Whatever magic exists in the Olympics exists even in the midst of political squabbling, gross inequality, crime and discrimination. It transcends defeat and even triumph. It exists in the brief moment before the flash of competition when the world feels alive with possibility. A skinny East African who grew up running barefoot, unable to afford shoes, can beat Americans and Europeans groomed on pristine tracks and trained with the best available athletic technology. A swimmer from Singapore of all places can outrace the best to ever enter a pool.

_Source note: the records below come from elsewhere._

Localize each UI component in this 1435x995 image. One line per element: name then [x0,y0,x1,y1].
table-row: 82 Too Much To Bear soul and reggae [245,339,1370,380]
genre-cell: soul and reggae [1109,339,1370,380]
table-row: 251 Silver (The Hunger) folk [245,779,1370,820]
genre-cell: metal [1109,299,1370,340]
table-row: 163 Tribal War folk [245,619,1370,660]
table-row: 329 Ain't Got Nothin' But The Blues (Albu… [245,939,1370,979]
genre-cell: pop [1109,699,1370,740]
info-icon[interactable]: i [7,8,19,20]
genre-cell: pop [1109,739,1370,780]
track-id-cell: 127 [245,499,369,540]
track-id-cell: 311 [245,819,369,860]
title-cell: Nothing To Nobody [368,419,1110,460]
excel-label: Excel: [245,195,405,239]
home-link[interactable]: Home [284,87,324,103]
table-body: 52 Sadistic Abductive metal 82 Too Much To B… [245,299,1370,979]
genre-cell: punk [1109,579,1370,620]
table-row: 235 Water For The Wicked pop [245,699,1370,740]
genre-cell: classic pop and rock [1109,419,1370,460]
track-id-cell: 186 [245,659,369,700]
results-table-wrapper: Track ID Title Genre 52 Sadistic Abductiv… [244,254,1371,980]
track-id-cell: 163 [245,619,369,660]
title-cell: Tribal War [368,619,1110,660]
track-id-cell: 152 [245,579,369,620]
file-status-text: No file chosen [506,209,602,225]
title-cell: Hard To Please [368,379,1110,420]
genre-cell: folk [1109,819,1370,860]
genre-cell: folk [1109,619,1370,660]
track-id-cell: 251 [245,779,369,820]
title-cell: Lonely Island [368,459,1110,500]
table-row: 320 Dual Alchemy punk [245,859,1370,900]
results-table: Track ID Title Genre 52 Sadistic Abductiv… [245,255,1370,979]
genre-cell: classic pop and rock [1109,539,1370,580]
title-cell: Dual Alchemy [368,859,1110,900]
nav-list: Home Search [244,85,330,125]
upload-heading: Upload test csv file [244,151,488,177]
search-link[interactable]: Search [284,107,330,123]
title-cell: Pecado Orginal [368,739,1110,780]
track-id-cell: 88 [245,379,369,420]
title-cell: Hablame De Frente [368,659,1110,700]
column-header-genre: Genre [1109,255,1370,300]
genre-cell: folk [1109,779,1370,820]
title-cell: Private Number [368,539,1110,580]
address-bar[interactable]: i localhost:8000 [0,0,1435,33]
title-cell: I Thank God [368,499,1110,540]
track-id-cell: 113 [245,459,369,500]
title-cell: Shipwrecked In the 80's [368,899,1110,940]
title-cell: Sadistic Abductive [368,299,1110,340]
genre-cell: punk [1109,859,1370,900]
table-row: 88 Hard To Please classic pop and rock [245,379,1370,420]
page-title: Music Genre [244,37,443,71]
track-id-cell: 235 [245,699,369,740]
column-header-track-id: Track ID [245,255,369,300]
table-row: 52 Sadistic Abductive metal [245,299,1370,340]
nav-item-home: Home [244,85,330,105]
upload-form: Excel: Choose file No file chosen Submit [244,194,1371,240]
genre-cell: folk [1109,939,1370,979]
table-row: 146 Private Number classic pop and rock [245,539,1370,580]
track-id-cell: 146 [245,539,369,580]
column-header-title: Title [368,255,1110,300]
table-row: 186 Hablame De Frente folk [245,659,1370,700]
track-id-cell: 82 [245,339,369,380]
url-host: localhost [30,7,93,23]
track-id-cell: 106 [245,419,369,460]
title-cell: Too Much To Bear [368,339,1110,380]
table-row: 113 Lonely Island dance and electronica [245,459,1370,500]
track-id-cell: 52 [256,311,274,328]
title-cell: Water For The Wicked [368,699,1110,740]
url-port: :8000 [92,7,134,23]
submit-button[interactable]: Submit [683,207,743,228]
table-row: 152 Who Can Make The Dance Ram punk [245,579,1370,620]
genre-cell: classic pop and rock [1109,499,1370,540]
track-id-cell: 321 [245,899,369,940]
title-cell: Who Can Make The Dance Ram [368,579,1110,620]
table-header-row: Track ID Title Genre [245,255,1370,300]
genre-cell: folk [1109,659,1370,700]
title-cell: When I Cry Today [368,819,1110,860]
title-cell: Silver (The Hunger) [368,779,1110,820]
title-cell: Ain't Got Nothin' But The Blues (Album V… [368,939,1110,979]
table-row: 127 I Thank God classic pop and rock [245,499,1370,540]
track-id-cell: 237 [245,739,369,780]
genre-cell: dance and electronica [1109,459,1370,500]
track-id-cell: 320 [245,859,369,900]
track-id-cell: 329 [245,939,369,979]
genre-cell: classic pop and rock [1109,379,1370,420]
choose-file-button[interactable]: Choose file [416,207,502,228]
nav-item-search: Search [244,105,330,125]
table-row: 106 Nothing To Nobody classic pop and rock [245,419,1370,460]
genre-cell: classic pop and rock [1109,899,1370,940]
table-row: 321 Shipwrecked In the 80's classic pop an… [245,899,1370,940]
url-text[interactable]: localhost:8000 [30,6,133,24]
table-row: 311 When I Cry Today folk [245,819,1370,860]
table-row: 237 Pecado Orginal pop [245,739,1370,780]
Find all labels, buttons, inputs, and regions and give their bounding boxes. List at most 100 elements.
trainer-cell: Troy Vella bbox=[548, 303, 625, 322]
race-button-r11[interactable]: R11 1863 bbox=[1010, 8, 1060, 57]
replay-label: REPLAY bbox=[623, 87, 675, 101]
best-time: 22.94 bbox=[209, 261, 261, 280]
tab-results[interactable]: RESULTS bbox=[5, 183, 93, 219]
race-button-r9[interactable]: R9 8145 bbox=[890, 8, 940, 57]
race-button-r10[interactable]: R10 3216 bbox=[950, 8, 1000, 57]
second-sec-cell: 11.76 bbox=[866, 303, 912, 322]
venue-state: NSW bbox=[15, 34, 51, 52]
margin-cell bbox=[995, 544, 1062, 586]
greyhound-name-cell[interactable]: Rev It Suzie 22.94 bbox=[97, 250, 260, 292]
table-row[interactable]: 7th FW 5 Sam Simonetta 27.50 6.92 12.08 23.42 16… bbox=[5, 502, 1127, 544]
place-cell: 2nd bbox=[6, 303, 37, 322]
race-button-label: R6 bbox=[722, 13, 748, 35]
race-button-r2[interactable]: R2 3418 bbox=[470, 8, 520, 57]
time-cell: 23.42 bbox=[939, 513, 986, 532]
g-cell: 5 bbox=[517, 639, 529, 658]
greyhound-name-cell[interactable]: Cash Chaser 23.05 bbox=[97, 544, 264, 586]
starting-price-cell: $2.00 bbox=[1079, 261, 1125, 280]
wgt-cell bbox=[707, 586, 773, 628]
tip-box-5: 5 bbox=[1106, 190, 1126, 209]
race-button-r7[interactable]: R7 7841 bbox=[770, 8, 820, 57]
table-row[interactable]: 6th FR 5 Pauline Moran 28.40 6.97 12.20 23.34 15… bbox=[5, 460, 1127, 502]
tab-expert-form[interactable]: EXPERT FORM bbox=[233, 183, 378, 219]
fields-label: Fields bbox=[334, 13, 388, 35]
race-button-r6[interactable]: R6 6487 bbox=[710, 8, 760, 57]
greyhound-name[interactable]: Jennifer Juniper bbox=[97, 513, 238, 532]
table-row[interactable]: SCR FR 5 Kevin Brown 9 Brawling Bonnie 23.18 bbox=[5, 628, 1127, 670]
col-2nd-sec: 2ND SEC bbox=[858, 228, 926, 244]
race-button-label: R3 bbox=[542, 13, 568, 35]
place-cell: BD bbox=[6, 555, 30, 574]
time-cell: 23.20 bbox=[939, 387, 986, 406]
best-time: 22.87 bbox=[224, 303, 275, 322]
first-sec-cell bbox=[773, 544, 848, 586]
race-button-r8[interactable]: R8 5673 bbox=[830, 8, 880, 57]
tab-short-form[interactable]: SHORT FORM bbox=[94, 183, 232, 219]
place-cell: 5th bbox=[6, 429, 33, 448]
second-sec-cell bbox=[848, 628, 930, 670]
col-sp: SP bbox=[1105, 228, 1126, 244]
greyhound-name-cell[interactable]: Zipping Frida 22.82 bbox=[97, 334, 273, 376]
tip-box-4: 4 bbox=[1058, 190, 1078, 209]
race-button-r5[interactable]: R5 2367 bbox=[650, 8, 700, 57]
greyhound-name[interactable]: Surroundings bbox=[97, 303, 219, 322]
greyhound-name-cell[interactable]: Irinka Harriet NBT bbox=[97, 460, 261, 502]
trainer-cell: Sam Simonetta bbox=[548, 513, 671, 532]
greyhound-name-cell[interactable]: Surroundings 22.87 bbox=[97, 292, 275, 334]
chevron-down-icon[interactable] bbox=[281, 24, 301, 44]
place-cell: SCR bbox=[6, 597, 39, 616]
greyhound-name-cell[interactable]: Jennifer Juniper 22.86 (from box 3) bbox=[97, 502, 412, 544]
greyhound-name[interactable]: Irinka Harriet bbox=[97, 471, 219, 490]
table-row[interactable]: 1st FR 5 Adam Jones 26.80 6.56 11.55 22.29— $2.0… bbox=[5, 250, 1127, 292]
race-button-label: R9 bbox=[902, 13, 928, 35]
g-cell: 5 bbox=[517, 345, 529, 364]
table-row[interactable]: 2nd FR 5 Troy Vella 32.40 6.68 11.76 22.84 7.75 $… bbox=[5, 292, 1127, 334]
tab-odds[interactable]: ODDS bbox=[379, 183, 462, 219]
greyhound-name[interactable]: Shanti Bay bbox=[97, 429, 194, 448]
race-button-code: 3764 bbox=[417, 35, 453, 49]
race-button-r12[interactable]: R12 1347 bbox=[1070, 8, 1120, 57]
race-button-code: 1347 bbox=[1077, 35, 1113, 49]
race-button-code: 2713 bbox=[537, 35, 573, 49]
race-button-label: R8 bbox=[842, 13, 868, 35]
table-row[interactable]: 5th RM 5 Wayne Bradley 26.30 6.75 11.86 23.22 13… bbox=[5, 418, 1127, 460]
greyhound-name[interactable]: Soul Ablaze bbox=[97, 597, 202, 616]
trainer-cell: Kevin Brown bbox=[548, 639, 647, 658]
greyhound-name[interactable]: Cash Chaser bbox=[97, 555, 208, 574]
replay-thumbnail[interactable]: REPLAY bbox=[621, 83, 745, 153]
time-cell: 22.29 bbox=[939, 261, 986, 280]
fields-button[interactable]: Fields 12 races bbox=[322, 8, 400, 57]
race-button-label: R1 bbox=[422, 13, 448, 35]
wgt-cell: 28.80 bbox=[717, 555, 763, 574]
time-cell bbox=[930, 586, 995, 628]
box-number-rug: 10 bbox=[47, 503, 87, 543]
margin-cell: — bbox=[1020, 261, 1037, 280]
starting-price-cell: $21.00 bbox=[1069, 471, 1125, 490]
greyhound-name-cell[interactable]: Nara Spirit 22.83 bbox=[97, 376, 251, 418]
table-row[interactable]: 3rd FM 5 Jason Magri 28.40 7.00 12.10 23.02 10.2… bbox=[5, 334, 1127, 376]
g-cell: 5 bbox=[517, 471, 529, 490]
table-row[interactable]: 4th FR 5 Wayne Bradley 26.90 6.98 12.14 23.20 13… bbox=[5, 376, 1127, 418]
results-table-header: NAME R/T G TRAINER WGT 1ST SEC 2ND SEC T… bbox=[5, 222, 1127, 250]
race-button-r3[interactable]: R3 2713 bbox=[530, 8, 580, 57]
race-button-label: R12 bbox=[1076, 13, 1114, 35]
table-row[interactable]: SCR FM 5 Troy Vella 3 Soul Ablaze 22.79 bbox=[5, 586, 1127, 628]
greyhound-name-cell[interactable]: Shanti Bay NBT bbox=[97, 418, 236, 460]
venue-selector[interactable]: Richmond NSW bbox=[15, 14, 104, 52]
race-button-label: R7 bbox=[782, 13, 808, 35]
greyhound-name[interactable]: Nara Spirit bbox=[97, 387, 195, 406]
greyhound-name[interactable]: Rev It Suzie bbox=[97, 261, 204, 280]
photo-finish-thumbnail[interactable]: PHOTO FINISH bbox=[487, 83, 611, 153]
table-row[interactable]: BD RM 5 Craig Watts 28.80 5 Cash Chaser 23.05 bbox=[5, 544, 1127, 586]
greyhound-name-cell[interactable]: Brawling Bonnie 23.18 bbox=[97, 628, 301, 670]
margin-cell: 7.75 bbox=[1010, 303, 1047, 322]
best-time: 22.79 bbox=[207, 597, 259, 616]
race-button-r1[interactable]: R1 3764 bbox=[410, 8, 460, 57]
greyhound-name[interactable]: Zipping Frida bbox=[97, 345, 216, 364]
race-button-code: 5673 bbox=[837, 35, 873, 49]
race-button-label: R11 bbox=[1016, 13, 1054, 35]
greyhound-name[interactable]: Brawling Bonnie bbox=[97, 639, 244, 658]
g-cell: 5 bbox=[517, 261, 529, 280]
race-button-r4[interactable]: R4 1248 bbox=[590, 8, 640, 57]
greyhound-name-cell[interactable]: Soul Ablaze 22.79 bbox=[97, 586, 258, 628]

Yes, you’re far more likely to become an Olympic gymnast if you grow up in suburban America versus the impoverished townships of South Africa. But the moment Olympians toe the starting line, take the field or begin their first tumbling pass, their race, gender, nationality and upbringing cease to matter. The Olympic motto “faster, higher, stronger” is one of equality. The stopwatch, the barbell, and the springboard and vault do not care how competitors reached that stage. Their privileges, luck, hard work and struggles are things of the past. At that moment, each of them has the same opportunity to be the fastest, strongest or most acrobatic man or woman in the world. For all the flaws of the Olympic system, it succeeds every four years in bringing together the best athletes from all corners of the world to compete on a level playing field. And for that reason, I still believe in the idea of the Olympics.